Dossier : La vétusté des biens mobiliers dans l’assurance habitation

    La vétusté est l’état de détérioration produit par le temps. Lorsque vous faites l’achat d’un bien mobilier neuf tel qu’un équipement électroménager par exemple, celui-ci possède une valeur d’achat. Mais plus le temps passe, plus votre bien s’use : il s’applique alors un coefficient de vétusté, qui dépend notamment de son « âge » ou de son entretien.

    Les contrats d’assurances prennent généralement en compte cette spécificité au moment du remboursement du bien en cas de sinistre.

    Dans le cadre d’un contrat de type assurance habitation, les biens sont compris dans un capital mobilier. Cela comprend les meubles, les équipements électriques et les objets présents au domicile. En revanche, certains objets mobiliers sont généralement exclus des garanties des assurances, comme par exemple le mobilier du jardin. Dans ce cas précis, une extension jardin est possible (voir notre article).

    Vétusté et indemnisation d’assurance

    Le coefficient de vétusté d’un bien se calcule en prenant en compte plusieurs spécificités, dont notamment, la durée moyenne de vie du bien considéré, les caractéristiques techniques du bien, la mode et le progrès technique, ou l’état d’entretien par exemple. Au niveau de l’indemnisation en cas de sinistre, le remboursement se fait sur la base de la valeur à la date déclarée du sinistre en question, coefficient de vétusté déduit.
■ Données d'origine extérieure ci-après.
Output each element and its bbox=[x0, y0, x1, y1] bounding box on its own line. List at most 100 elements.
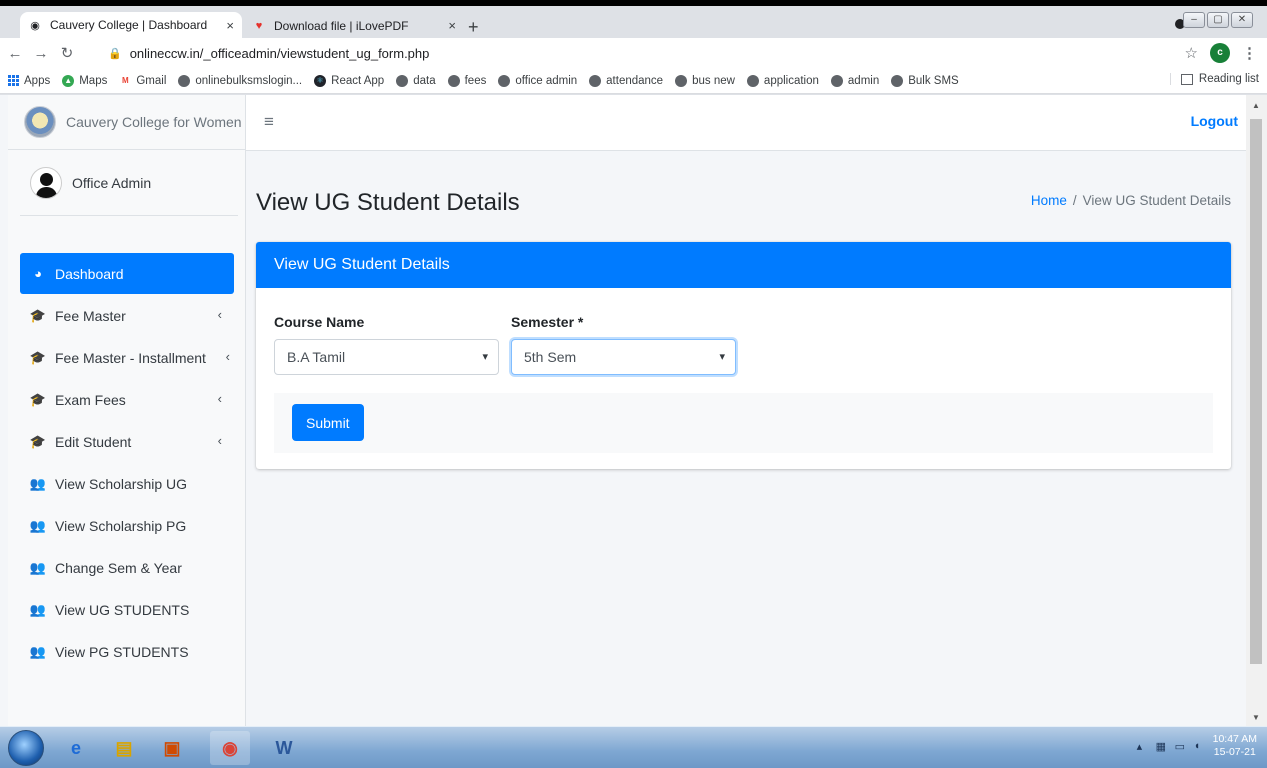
course-label: Course Name bbox=[274, 314, 365, 330]
sidebar-item-exam-fees[interactable]: 🎓 Exam Fees ‹ bbox=[20, 379, 234, 420]
new-tab-button[interactable]: + bbox=[468, 17, 479, 38]
clock-date: 15-07-21 bbox=[1213, 746, 1256, 758]
hamburger-menu-icon[interactable]: ≡ bbox=[264, 112, 274, 132]
tab-strip: ◉ Cauvery College | Dashboard × ♥ Downlo… bbox=[0, 0, 1267, 38]
file-explorer-icon[interactable]: ▤ bbox=[104, 731, 144, 765]
sidebar-item-view-scholarship-pg[interactable]: 👥 View Scholarship PG bbox=[20, 505, 234, 546]
card-title: View UG Student Details bbox=[256, 242, 1231, 288]
scroll-up-icon[interactable]: ▲ bbox=[1252, 101, 1260, 110]
submit-button[interactable]: Submit bbox=[292, 404, 364, 441]
course-select[interactable]: B.A Tamil ▾ bbox=[274, 339, 499, 375]
chrome-icon[interactable]: ◉ bbox=[210, 731, 250, 765]
user-plus-icon: 👥 bbox=[29, 517, 47, 533]
bookmark-gmail[interactable]: M Gmail bbox=[119, 74, 166, 87]
brand-link[interactable]: Cauvery College for Women bbox=[8, 95, 246, 150]
user-panel[interactable]: Office Admin bbox=[20, 150, 238, 216]
close-tab-icon[interactable]: × bbox=[226, 18, 234, 33]
profile-avatar[interactable]: c bbox=[1210, 43, 1230, 63]
bookmark-item[interactable]: bus new bbox=[675, 74, 735, 87]
bookmark-item[interactable]: ⚛ React App bbox=[314, 74, 384, 87]
windows-taskbar: e ▤ ▣ ◉ W ▴ ▦ ▭ ◖ 10:47 AM 15-07-21 bbox=[0, 726, 1267, 768]
sidebar-item-change-sem-year[interactable]: 👥 Change Sem & Year bbox=[20, 547, 234, 588]
sidebar-item-view-pg-students[interactable]: 👥 View PG STUDENTS bbox=[20, 631, 234, 672]
reload-icon[interactable]: ↻ bbox=[56, 44, 78, 62]
sidebar-item-view-scholarship-ug[interactable]: 👥 View Scholarship UG bbox=[20, 463, 234, 504]
sidebar-item-dashboard[interactable]: ◕ Dashboard bbox=[20, 253, 234, 294]
globe-icon bbox=[891, 74, 904, 87]
user-name: Office Admin bbox=[72, 174, 152, 191]
sidebar: Cauvery College for Women Office Admin ◕… bbox=[8, 95, 246, 726]
tab-dashboard[interactable]: ◉ Cauvery College | Dashboard × bbox=[20, 12, 242, 38]
globe-icon bbox=[746, 74, 759, 87]
maximize-button[interactable]: ▢ bbox=[1207, 12, 1229, 28]
semester-select[interactable]: 5th Sem ▾ bbox=[511, 339, 736, 375]
sidebar-item-fee-master-installment[interactable]: 🎓 Fee Master - Installment ‹ bbox=[20, 337, 234, 378]
sidebar-item-view-ug-students[interactable]: 👥 View UG STUDENTS bbox=[20, 589, 234, 630]
left-gutter bbox=[0, 95, 8, 726]
user-plus-icon: 👥 bbox=[29, 559, 47, 575]
bookmark-maps[interactable]: ▲ Maps bbox=[62, 74, 107, 87]
bookmark-apps[interactable]: Apps bbox=[8, 75, 50, 87]
tab-ilovepdf[interactable]: ♥ Download file | iLovePDF × bbox=[244, 13, 464, 38]
semester-value: 5th Sem bbox=[524, 349, 577, 365]
tray-expand-icon[interactable]: ▴ bbox=[1137, 740, 1149, 753]
college-logo bbox=[24, 106, 56, 138]
chevron-left-icon: ‹ bbox=[217, 307, 222, 322]
graduation-cap-icon: 🎓 bbox=[29, 391, 47, 407]
media-player-icon[interactable]: ▣ bbox=[152, 731, 192, 765]
breadcrumb-home[interactable]: Home bbox=[1031, 193, 1067, 208]
chevron-down-icon: ▾ bbox=[719, 351, 725, 363]
volume-muted-icon[interactable]: ◖ bbox=[1194, 740, 1206, 752]
page-scrollbar[interactable]: ▲ ▼ bbox=[1246, 95, 1267, 726]
bookmark-item[interactable]: data bbox=[396, 74, 436, 87]
bookmark-item[interactable]: application bbox=[746, 74, 819, 87]
menu-kebab-icon[interactable]: ⋮ bbox=[1242, 44, 1257, 62]
user-plus-icon: 👥 bbox=[29, 475, 47, 491]
display-icon[interactable]: ▭ bbox=[1175, 740, 1187, 753]
globe-icon: ◉ bbox=[30, 19, 40, 32]
close-tab-icon[interactable]: × bbox=[448, 18, 456, 33]
globe-icon bbox=[675, 74, 688, 87]
graduation-cap-icon: 🎓 bbox=[29, 433, 47, 449]
card-footer: Submit bbox=[274, 393, 1213, 453]
back-icon[interactable]: ← bbox=[4, 45, 26, 62]
semester-field-group: Semester * 5th Sem ▾ bbox=[511, 314, 736, 375]
minimize-button[interactable]: – bbox=[1183, 12, 1205, 28]
logout-link[interactable]: Logout bbox=[1191, 113, 1238, 129]
react-icon: ⚛ bbox=[314, 74, 327, 87]
globe-icon bbox=[447, 74, 460, 87]
bookmark-item[interactable]: office admin bbox=[498, 74, 577, 87]
maps-icon: ▲ bbox=[62, 74, 75, 87]
globe-icon bbox=[589, 74, 602, 87]
breadcrumb-separator: / bbox=[1072, 193, 1077, 208]
bookmark-item[interactable]: fees bbox=[447, 74, 486, 87]
reading-list-button[interactable]: Reading list bbox=[1169, 73, 1259, 85]
bookmark-item[interactable]: admin bbox=[830, 74, 879, 87]
scroll-down-icon[interactable]: ▼ bbox=[1252, 713, 1260, 722]
globe-icon bbox=[178, 74, 191, 87]
clock[interactable]: 10:47 AM 15-07-21 bbox=[1213, 733, 1257, 759]
scrollbar-thumb[interactable] bbox=[1250, 119, 1262, 664]
bookmark-item[interactable]: onlinebulksmslogin... bbox=[178, 74, 302, 87]
semester-label: Semester * bbox=[511, 314, 584, 330]
bookmark-item[interactable]: attendance bbox=[589, 74, 663, 87]
bookmark-item[interactable]: Bulk SMS bbox=[891, 74, 959, 87]
sidebar-item-fee-master[interactable]: 🎓 Fee Master ‹ bbox=[20, 295, 234, 336]
user-avatar-icon bbox=[30, 166, 62, 199]
close-window-button[interactable]: ✕ bbox=[1231, 12, 1253, 28]
sidebar-item-edit-student[interactable]: 🎓 Edit Student ‹ bbox=[20, 421, 234, 462]
bookmark-star-icon[interactable]: ☆ bbox=[1185, 44, 1198, 62]
globe-icon bbox=[396, 74, 409, 87]
lock-icon: 🔒 bbox=[108, 47, 122, 60]
word-icon[interactable]: W bbox=[264, 731, 304, 765]
window-controls: – ▢ ✕ bbox=[1183, 12, 1253, 28]
internet-explorer-icon[interactable]: e bbox=[56, 731, 96, 765]
start-button[interactable] bbox=[8, 730, 44, 766]
course-field-group: Course Name B.A Tamil ▾ bbox=[274, 314, 499, 375]
page-title: View UG Student Details bbox=[256, 189, 520, 216]
forward-icon[interactable]: → bbox=[30, 45, 52, 62]
network-error-icon[interactable]: ▦ bbox=[1156, 740, 1168, 753]
tab-title: Cauvery College | Dashboard bbox=[50, 18, 208, 32]
address-bar[interactable]: 🔒 onlineccw.in/_officeadmin/viewstudent_… bbox=[108, 41, 1208, 65]
user-plus-icon: 👥 bbox=[29, 601, 47, 617]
    Mais les contrats d’assurance habitation ne sont pas les seuls contrats à être soumis à cette particularité. Le contrat d’assurance auto peut en effet également être concerné par le principe de vétusté. Un autoradio par exemple perd de sa valeur au fil du temps à cause de l’usure, au même titre qu’un équipement au domicile de l’assuré. En chiffres, un autoradio perd 2% de sa valeur en 6 mois (après la date d’achat), 15% par année suivante, jusqu’à atteindre un plafond de 90% correspondant au plancher de remboursement.

    Par ailleurs, certaines compagnies d’assurance proposent de ne pas prendre en compte la vétusté des biens, en garantissant un remboursement « valeur à neuf », qui sera l’objet du prochain article de ce dossier consacré aux assurances des équipements.


    2 commentaires sur

    • Emilie Gardes Vues :

      Bonjour,

      Je vous invite à découvrir une réponse à votre question en parcourant le lien suivant; http://www.news-assurances.com/expert/le-bonus-ec

      Malheureusement valeur à neuf et bonus écologique ne peuvent se réduire à un simple calcul.

      Cordialement,

      Émilie Gardes
      Journaliste

    • Chb Vues :

      Si j’achète un véhicule bénéficiant d’un bonus écologique (cf http://vosdroits.service-public.fr/F18132.xhtml#). Normalement l’acheteur paye le véhicule et fait une demande de bonus à l’état dans un délai de 6 mois qui lui verse alors une aide fiscale. Or, pour simplifier la vie du client , les vendeurs pratiquent l’avance du montant de l’aide et font la demande de bonus au nom du client au moment de l’achat de la voiture et donc le bonus est directement versée au garage ultérieurement et le client n’a pas besoin de débourser ce montant. Il s’agit d’une aide fiscale et non d’une remise commerciale et donc ne devrait pas entrer en ligne de compte dans la valeur à neuf.Souvent le bonus apparaît pourtant sur la facture en décompte pour permettre au client de savoir combien il devra payer finalement.

      Par exemple, dans le cas suivant :

      Prix du véhicule : 20.000

      Options : 500

      Total : 20.500

      Carburant : 50 Bonus : -1.000

      Remise commerciale -2.000

      Total à payer : 17.550

      D’après ce qu’on m’a dit, la valeur à neuf doit être alors : 18.500 (prix du véhicule avec options, hors frais annexes, remise commerciale déduite). Car si le garage n’avait pas fait l’avance du bonus au nom du client, le client aurait payé 18.500 pour la voiture et 50 pour les frais de carburant. Confirmez-moi que ce calcul est bien valide.